Dark Souls tells the story of your hero trying to save an intriguing world which, by every possible metric, fell long ago. Abominations make their homes in the forgotten nooks of a lost civilisation. A handful of enigmatic survivors are all that's left, but you're as free to talk to them as kill them, and they're as liable to help you as to lie. Best of all, the game literally kills you off somewhere between character creation and the first cut-scene. Above all, Dark Souls seems to thrill at escaping expectations.
An example is how your character controls. Just to swing a sword sees your avatar putting their back, shoulder and wrist into the blow, leaving you to wince at the weapon's weight. Hit attack again, and you'll roll the weapon around down, up and around, maintaining its momentum to strike once more, quicker this time. But every single attack, every block with your shield, every panicked evasive roll, takes a fat bite out of your endurance meter. Never mind whatever action games you've played before, you have to learn to fight all over again because, simply put, you're only human.
That might not sound so bad when you're gleefully taking apart a zombie with a mace. How are you going to deal with a pack of feral dogs? Or a rat as big as a Land Rover? These are the questions Dark Souls asks you, before leaning back in its high-backed leather chair to light a cigarette. It never rushes you. It never needs to. It simply tells you, to your face, that certain death lies this way. And then it tells you to walk.

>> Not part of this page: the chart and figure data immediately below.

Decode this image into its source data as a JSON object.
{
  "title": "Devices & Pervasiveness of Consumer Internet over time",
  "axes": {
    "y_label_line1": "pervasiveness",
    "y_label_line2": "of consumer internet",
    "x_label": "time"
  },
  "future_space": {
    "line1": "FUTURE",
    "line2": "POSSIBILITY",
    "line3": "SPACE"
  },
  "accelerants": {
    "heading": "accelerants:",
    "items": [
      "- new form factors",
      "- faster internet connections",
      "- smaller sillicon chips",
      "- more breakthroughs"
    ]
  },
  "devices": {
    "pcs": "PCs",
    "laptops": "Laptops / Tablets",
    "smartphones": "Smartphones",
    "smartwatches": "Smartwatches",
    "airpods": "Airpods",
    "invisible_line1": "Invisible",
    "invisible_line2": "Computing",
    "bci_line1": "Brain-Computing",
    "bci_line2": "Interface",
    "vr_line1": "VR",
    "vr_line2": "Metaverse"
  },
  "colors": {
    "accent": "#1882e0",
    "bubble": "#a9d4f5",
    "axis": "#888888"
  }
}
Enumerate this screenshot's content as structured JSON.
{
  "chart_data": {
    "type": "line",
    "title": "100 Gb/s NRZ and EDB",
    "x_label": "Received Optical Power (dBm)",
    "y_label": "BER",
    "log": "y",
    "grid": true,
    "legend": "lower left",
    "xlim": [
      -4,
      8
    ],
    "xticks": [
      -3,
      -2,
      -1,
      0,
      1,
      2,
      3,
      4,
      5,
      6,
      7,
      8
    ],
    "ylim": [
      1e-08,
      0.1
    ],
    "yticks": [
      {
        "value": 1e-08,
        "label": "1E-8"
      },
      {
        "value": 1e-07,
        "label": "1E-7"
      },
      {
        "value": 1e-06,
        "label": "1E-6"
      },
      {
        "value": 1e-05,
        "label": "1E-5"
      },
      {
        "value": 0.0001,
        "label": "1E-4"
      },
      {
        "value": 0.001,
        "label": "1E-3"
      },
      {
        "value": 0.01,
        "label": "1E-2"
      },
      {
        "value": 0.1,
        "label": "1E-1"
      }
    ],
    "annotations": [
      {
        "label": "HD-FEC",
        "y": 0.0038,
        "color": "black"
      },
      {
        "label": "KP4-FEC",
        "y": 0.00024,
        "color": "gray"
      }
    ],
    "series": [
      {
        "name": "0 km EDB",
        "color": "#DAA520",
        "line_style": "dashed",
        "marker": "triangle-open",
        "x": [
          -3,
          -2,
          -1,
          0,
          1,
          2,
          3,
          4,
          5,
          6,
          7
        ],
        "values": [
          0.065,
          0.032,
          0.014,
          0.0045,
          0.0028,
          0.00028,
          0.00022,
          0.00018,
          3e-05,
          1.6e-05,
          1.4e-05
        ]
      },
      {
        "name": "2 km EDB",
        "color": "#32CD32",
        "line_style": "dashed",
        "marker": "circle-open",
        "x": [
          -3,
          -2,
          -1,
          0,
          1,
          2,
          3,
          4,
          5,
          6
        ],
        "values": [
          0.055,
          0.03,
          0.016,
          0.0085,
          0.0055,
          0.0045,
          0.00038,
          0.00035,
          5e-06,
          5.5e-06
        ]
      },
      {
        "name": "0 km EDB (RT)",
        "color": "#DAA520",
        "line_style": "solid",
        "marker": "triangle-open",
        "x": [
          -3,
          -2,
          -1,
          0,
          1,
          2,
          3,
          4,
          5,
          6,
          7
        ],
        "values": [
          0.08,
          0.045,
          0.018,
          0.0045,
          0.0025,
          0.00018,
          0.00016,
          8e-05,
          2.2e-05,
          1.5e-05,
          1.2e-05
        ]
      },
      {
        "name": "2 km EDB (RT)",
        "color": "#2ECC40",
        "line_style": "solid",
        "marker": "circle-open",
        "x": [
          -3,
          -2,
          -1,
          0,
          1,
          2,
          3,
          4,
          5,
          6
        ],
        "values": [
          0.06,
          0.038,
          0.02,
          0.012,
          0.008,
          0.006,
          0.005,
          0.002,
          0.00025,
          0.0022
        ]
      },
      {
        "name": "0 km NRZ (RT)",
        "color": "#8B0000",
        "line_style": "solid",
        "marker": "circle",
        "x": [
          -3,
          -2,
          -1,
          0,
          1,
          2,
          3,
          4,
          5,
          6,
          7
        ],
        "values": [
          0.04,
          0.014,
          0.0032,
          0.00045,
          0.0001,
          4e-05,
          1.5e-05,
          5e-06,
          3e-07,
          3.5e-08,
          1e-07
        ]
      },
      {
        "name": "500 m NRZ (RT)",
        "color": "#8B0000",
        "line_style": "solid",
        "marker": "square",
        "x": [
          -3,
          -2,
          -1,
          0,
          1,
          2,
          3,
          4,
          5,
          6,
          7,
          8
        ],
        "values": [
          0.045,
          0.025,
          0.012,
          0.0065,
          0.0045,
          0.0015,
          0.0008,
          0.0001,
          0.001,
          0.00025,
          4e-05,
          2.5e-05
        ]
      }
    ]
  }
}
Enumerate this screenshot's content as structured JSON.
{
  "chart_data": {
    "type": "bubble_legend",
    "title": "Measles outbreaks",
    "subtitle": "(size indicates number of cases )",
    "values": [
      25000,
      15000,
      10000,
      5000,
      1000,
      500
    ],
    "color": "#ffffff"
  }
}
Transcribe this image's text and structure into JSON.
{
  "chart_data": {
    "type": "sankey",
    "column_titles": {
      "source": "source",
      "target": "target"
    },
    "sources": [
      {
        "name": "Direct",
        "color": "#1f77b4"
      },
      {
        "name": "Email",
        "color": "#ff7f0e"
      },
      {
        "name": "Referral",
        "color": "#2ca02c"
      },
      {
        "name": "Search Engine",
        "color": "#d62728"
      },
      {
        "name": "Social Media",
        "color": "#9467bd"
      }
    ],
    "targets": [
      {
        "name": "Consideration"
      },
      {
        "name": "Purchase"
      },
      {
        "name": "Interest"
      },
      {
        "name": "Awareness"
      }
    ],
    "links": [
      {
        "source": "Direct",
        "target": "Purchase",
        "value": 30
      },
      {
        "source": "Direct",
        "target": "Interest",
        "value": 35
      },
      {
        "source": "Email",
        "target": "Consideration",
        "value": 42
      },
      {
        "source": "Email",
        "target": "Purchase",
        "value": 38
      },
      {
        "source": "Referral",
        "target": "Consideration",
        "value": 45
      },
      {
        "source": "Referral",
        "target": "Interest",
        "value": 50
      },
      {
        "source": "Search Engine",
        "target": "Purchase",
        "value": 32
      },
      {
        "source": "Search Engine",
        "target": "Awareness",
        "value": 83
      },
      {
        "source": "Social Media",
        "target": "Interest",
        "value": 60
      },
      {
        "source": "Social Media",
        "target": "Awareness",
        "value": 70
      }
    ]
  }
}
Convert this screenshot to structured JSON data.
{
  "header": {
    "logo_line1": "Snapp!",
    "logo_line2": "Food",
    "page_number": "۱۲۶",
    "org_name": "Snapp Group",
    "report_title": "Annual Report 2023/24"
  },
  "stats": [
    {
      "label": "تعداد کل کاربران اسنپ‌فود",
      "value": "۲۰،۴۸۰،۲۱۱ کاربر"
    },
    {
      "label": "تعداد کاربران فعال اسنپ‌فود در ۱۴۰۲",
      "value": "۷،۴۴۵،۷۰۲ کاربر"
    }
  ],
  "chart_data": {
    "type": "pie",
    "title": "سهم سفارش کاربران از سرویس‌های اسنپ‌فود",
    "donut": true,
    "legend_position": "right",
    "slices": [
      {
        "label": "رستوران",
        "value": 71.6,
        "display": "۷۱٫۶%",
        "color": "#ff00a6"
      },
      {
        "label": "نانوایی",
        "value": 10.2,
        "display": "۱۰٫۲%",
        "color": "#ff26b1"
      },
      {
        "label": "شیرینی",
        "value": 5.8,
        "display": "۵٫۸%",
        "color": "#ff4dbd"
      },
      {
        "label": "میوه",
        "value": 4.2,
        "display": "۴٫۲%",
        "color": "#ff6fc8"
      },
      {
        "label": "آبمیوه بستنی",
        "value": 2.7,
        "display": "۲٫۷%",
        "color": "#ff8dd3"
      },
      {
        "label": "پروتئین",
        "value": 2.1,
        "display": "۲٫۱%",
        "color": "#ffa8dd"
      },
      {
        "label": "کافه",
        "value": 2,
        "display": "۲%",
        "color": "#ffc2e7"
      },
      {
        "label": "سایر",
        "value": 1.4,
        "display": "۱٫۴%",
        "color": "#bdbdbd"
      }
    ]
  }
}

Which brings us to the radioactive feather in Dark Souls' cap. Death is something you fear. If you die, you don't just get cast back to the nearest waypoint. You run the risk of losing any unspent XP or precious humanity points. Never mind fleeing from ghosts in brooding catacombs. Dark Souls can happily scare the crap out of you in broad daylight, with something as simple as a giant insect dive-bombing your head as you cross a narrow walkway.